Another bright spot was found at the site of the tragedy, in the bean fields at Haener’s family farm. Shaw would congregate in the fields with the family and friends at night, drinking wine and looking up at the stars, sensing Haener’s presence in the fragrant flowers and the brilliant sunsets. The experience became one of the most uplifting moments on The Moon Is In The Wrong Place, as “Bean Fields” feels like a hard-earned, if fleeting, moment of joy complete with a rousing communal singalong.

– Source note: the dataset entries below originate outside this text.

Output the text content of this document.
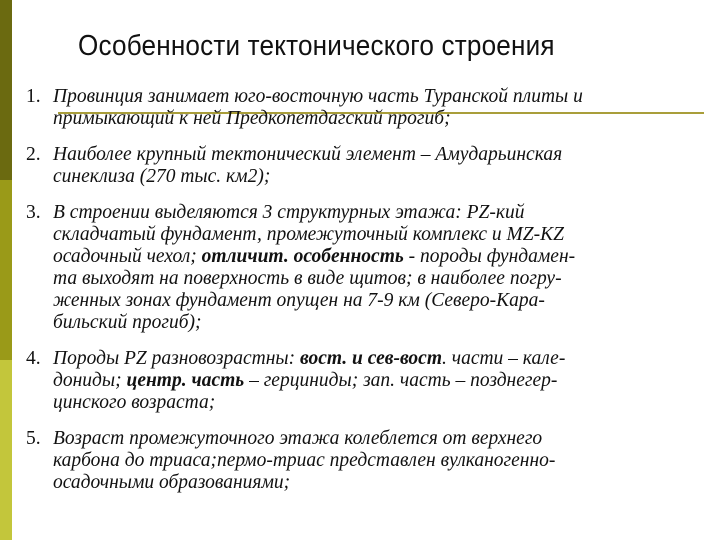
Особенности тектонического строения
1. Провинция занимает юго-восточную часть Туранской плиты и
примыкающий к ней Предкопетдагский прогиб;
2. Наиболее крупный тектонический элемент – Амударьинская
синеклиза (270 тыс. км2);
3. В строении выделяются 3 структурных этажа: PZ-кий
складчатый фундамент, промежуточный комплекс и MZ-KZ
осадочный чехол; отличит. особенность - породы фундамен-
та выходят на поверхность в виде щитов; в наиболее погру-
женных зонах фундамент опущен на 7-9 км (Северо-Кара-
бильский прогиб);
4. Породы PZ разновозрастны: вост. и сев-вост. части – кале-
дониды; центр. часть – герциниды; зап. часть – позднегер-
цинского возраста;
5. Возраст промежуточного этажа колеблется от верхнего
карбона до триаса;пермо-триас представлен вулканогенно-
осадочными образованиями;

“It feels so good to feel good for even one second. I’ve learned to embrace that,” Shaw says. “Being in the bean fields and spending that time with his family was joyous. It was connecting to Joe. We were doing stuff he loved. The only place I felt like I could find him or feel him was in nature.” Later, in the quirky “Dalí’’s Clock,” she finds comfort in imagining him not at the pearly gates, but everywhere — freed from any sort of physical constraints.
In one of the album’s most empathetic moments, Blanchard came up with “Golden Brown.” He’d written it about going swimming in the Columbia with Shaw and Haener and then returning not long after the accident. “It’s referring to Cody watching me sitting out there in the water and how everything is just different,” Shaw says. “Everything looks the same but everything has changed. I loved the idea of writing about one moment and comparing it to one moment a month before.”
Ultimately, Shaw finds something like acceptance. In the album-closing “Life Is Unfair,” she spells it out: “Life is unfair, yet beautiful. I see it now.” Existence is both bitter and sweet, sunshine and rain, dark and light, life and death. It’s a little bit of everything. Sometimes the moon is in the wrong place. Knowing that has made her and The Clams stronger.
“In a weird way, my new lack of fear goes with a feeling of being galvanized and feeling like I have a new armor,” Shaw says. “I’ve played a lot of shows since Joe passed, and those are some of the best shows we’ve ever played. I’m very open now and I always feel like Joe is supporting me through it.”